Proofs of quantum chain rules utilize operator norm interpolations (generalized Riesz–Thorin theorems), variational representations of Schatten $p$ -norms, spectral pinching, matrix analysis, and convex optimization. For sandwiched Rényi entropies, one constructs holomorphic families of operators whose norms are related by conjugacy of Rényi parameters; for relative entropy chain rules, regularization over tensor powers and asymptotic equipartition appear crucial (Dupuis, 2014, Berta et al., 2022, Gasbarri et al., 19 Oct 2025).

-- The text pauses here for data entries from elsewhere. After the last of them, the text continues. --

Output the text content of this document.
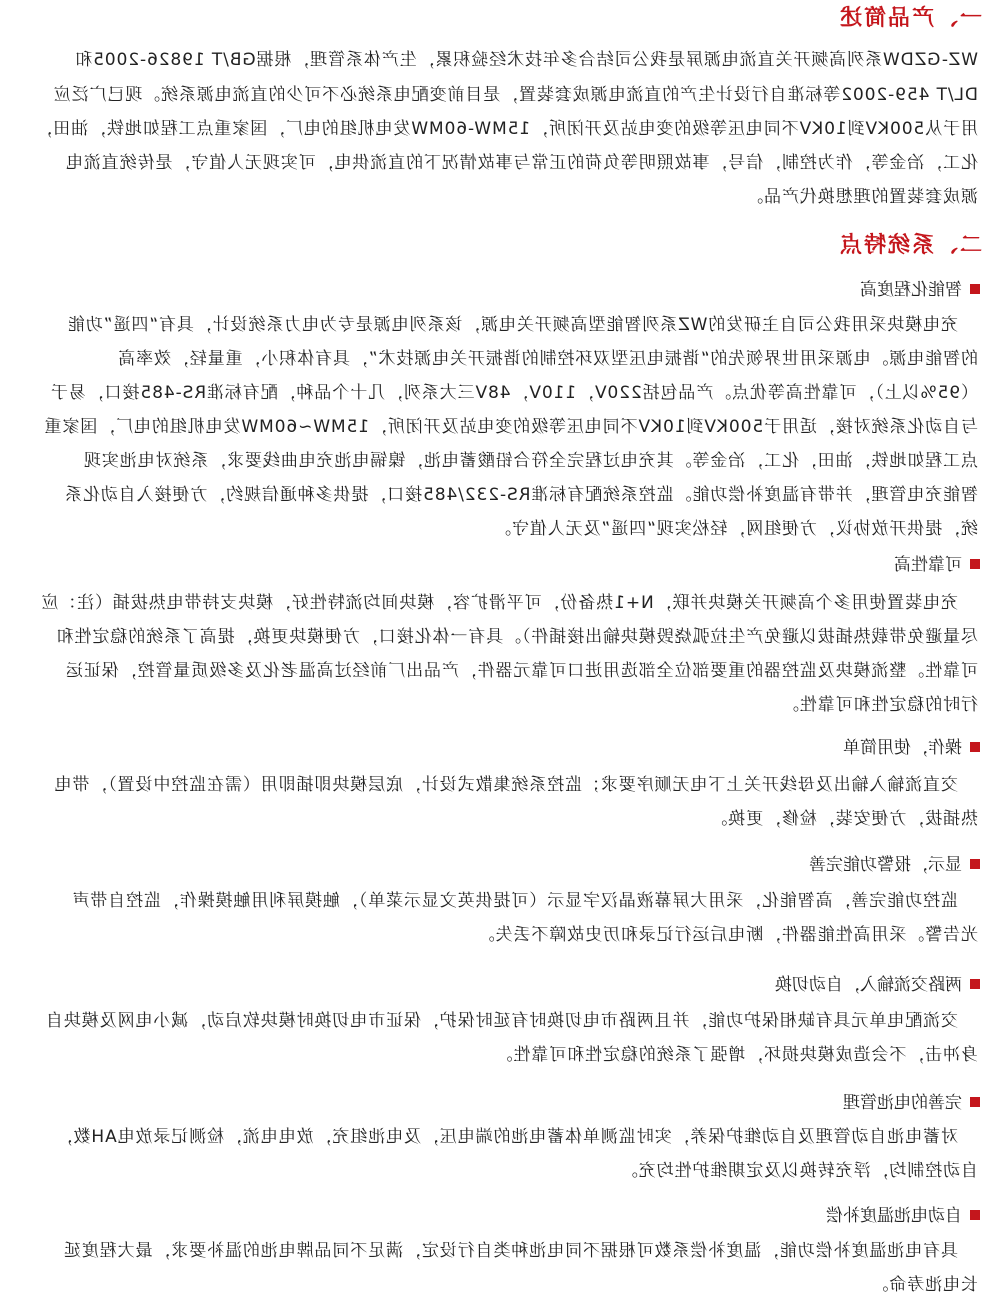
一、产品简述
WZ-GZDW系列高频开关直流电源屏是我公司结合多年技术经验积累，生产体系管理，根据GB/T 19826-2005和
DL/T 459-2002等标准自行设计生产的直流电源成套装置，是目前变配电系统必不可少的直流电源系统。现已广泛应
用于从500KV到10KV不同电压等级的变电站及开闭所，15MW-60MW发电机组的电厂，国家重点工程如地铁，油田，
化工，冶金等，作为控制，信号，事故照明等负荷的正常与事故情况下的直流供电，可实现无人值守，是传统直流电
源成套装置的理想换代产品。
二、系统特点
智能化程度高
充电模块采用我公司自主研发的WZ系列智能型高频开关电源，该系列电源是专为电力系统设计，具有“四遥”功能
的智能电源。电源采用世界领先的“谐振电压型双环控制的谐振开关电源技术”，具有体积小，重量轻，效率高
（95%以上），可靠性高等优点。产品包括220V，110V，48V三大系列，几十个品种，配有标准RS-485接口，易于
与自动化系统对接，适用于500KV到10KV不同电压等级的变电站及开闭所，15MW~60MW发电机组的电厂，国家重
点工程如地铁，油田，化工，冶金等。其充电过程完全符合铅酸蓄电池，镍镉电池充电曲线要求，系统对电池实现
智能充电管理，并带有温度补偿功能。监控系统配有标准RS-232/485接口，提供多种通信规约，方便接入自动化系
统，提供开放协议，方便组网，轻松实现“四遥”及无人值守。
可靠性高
充电装置使用多个高频开关模块并联，N+1热备份，可平滑扩容，模块间均流特性好，模块支持带电热拔插（注：应
尽量避免带载热插拔以避免产生拉弧烧毁模块输出接插件）。具有一体化接口，方便模块更换，提高了系统的稳定性和
可靠性。整流模块及监控器的重要部位全部选用进口可靠元器件，产品出厂前经过高温老化及多级质量管控，保证运
行时的稳定性和可靠性。
操作，使用简单
交直流输入输出及母线开关上下电无顺序要求；监控系统集散式设计，底层模块即插即用（需在监控中设置），带电
热插拔，方便安装，检修，更换。
显示，报警功能完善
监控功能完善，高智能化，采用大屏幕液晶汉字显示（可提供英文显示菜单），触摸屏利用触摸操作，监控自带声
光告警。采用高性能器件，断电后运行记录和历史故障不丢失。
两路交流输入，自动切换
交流配电单元具有缺相保护功能，并且两路市电切换时有延时保护，保证市电切换时模块软启动，减小电网及模块自
身冲击，不会造成模块损坏，增强了系统的稳定性和可靠性。
完善的电池管理
对蓄电池自动管理及自动维护保养，实时监测单体蓄电池的端电压，及电池组充，放电电流，检测记录放电AH数，
自动控制均，浮充转换以及定期维护性均充。
自动电池温度补偿
具有电池温度补偿功能，温度补偿系数可根据不同电池种类自行设定，满足不同品牌电池的温补要求，最大程度延
长电池寿命。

Summary Table: Key Quantum Chain Rule Results

Setting / Quantity	Chain Rule Statement	Reference
Sandwiched Rényi entropy	$H_\alpha(AB\|C)_\rho \geq H_\beta(A\|BC)_\rho + H_\gamma(B\|C)_\rho$ (parameters)	(Dupuis, 2014)
Quantum relative entropy, channel	$D(\mathcal{E}(\rho)\\| \mathcal{F}(\sigma)) \le D(\rho\\|\sigma) + D^{\text{reg}}(\mathcal{E}\\|\mathcal{F})$	(Fang et al., 2019)
Quantum mutual info (GMI)	$I_G(A:BC) = I_G(A:C) + I_G(A:B\|C)$	(Wakakuwa et al., 2012)
Universal chain rule (smooth min)	$H_{\min}^{\downarrow,g_1}(A_1^n\|B) \geq \sum_k H_{\min}^{\downarrow,\epsilon}(A_k\|A_1^{k-1}B) - \delta(n)$	(Marwah et al., 2024)
Interactive min-entropy leakage	$H_{\min}(A_0\|B_r) \ge H_{\min}(A_0\|B_0) - \min\{m_A+m_B,2m_A\}$	(Lai et al., 2018)
Chain rules for channels (Rényi)	$D_\alpha(E(\rho)\\|F(\sigma)) \le D_\alpha(\rho\\|\sigma)+D_\alpha^\infty(E\\|F)$	(Berta et al., 2022)
Mutual info under leakage	$H_{\min}^{\epsilon+\delta}(S\|LE) \ge H_{\min}^\epsilon(S\|E) - I_{\max}^\delta(SE;L) - O(\log 1/\delta)$	(Arqand et al., 2024)

Significance and Applications

Quantum chain rules are foundational in quantum information theory. They govern the structure of multipartite entropy, mutual information, and distinguishability measures—underpinning the analyses of quantum communication, channel discrimination, privacy amplification, cryptographic key rates, and the physical limitations of quantum correlations. The current body of single-shot and regularized quantum chain rules extends their applicability to nonasymptotic scenarios, device-imperfect protocols, and physical principle derivations such as the exclusion of super-Tsirelson correlations.